Speculative trading boosted “meme stocks” and shares in many other risky companies during the COVID-19 lockdowns and helped retail investors profit tremendously before the market tanked.

Charlie Munger, Warren Buffett’s lieutenant at Berkshire Hathaway and a veteran long-term investor, thinks this kind of speculative trading is akin to an addiction—one that it should be done away with.

"They [people] love gambling, and the trouble is, it's like taking heroin,” Munger said in an interview with Berkshire Hathaway investment officer Todd Combs taped in April 2022 and published earlier this year. “A certain percentage of people when they start just overdo it. It's that addictive. It's absolutely crazy, it's gone berserk. Civilization would have been a lot better without it."

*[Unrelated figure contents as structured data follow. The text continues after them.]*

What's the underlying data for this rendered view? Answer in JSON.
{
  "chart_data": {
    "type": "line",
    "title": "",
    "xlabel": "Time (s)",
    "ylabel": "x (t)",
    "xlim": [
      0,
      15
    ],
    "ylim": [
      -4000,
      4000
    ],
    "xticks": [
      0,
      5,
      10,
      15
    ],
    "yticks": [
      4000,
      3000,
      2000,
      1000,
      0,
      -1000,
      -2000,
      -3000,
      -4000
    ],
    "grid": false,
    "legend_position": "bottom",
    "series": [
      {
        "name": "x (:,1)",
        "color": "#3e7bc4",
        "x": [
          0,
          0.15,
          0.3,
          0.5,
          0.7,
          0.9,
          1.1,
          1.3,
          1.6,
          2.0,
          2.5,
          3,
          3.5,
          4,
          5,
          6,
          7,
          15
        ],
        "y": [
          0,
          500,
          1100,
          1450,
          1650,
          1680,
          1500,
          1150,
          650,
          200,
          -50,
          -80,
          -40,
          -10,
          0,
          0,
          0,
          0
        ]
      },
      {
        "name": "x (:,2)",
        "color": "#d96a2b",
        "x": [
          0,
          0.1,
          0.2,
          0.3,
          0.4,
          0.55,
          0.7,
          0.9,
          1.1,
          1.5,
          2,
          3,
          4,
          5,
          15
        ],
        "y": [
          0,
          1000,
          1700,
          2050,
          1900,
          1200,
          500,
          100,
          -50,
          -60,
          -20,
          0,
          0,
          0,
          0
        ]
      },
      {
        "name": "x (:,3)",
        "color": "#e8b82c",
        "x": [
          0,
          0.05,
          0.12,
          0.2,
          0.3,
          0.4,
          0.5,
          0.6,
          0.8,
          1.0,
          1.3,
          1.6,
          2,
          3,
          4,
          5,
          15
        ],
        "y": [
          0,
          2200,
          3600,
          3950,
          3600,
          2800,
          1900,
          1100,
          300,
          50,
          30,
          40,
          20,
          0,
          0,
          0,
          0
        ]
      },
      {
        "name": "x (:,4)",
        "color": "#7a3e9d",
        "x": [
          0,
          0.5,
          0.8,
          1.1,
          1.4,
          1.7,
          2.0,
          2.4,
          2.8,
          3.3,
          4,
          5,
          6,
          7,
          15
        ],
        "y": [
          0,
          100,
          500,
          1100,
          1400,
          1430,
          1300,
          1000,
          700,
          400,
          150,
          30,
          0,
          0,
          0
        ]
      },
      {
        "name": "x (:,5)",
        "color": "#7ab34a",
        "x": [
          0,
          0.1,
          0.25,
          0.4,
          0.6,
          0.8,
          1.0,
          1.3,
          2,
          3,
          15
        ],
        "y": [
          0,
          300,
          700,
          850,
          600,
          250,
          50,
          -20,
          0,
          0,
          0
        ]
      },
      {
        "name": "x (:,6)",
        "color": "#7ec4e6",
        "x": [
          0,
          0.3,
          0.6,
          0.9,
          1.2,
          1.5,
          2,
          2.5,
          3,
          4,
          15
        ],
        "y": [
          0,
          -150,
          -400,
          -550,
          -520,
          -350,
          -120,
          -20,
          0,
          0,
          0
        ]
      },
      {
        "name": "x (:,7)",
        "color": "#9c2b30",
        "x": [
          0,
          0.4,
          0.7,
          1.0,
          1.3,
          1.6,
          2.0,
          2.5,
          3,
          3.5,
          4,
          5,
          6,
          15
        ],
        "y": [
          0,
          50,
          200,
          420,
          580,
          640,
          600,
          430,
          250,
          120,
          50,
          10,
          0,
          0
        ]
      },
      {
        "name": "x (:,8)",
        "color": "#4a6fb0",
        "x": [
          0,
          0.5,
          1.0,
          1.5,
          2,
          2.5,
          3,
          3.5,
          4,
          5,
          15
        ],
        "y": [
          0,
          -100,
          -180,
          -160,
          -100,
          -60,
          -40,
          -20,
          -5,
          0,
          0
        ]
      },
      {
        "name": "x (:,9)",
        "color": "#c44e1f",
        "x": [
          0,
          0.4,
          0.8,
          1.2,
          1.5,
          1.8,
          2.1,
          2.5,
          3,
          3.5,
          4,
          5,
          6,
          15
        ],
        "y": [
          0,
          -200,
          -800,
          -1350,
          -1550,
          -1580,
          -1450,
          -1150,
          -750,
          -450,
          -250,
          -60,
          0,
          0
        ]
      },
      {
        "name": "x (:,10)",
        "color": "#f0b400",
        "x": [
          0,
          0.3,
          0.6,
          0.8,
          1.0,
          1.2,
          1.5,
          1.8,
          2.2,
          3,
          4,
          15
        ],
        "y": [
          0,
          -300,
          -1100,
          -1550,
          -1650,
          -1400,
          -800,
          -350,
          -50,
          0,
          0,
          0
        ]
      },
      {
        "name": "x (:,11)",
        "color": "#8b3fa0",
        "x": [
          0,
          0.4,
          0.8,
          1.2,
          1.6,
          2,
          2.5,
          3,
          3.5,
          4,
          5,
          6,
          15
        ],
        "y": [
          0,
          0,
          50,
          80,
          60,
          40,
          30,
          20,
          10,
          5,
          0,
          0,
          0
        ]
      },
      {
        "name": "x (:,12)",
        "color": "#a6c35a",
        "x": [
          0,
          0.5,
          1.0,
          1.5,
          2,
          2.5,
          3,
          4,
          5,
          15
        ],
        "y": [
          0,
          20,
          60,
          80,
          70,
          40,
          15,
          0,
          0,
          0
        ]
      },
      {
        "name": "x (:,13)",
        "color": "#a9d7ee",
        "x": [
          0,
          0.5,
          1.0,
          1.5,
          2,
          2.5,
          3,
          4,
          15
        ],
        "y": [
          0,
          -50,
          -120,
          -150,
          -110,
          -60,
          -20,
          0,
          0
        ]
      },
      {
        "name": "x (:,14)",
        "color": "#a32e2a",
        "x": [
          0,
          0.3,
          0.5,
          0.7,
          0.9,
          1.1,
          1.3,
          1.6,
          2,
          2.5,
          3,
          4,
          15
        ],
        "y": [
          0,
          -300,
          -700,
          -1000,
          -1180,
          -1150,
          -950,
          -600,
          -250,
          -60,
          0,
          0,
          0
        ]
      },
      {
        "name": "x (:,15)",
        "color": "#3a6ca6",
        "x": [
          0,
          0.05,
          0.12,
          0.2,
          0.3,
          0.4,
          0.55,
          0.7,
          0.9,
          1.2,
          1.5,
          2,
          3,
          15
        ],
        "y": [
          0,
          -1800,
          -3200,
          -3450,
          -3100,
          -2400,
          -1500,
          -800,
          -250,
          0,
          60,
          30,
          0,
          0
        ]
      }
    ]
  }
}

Munger said during the interview that the stock market attracts two types of traders: long-term investors and people wanting to “to do casino gambling.” The trouble comes when these two categories are allowed to trade together, according to the billionaire.

“Now, what earthly good is it for our country to make the casino part of capitalism more and more efficient, and more and more attractive, and more and more seductive? It's an insane public policy,” Munger said, adding that it causes harm to the country. “On the other hand, I think the chances of changing it are practically zero.”

Munger believes the effects of speculative trading caused the Great Depression, which started with the worst stock market crash in history in 1929. And while there are obvious perils of this form of “gambling,” he says nothing can be done about it.

At the time that Munger gave the interview, meme stocks like GameStop and AMC had surged almost 100-fold. Before the speculation-driven bump to its shares, AMC was at risk of bankruptcy, and GameStop’s was worth only a tiny fraction of what it had ballooned up to. And while market conditions have changed dramatically since then, meme stocks have seen good days even in 2023, especially when stocks seem to be climbing, adding to the frenzy.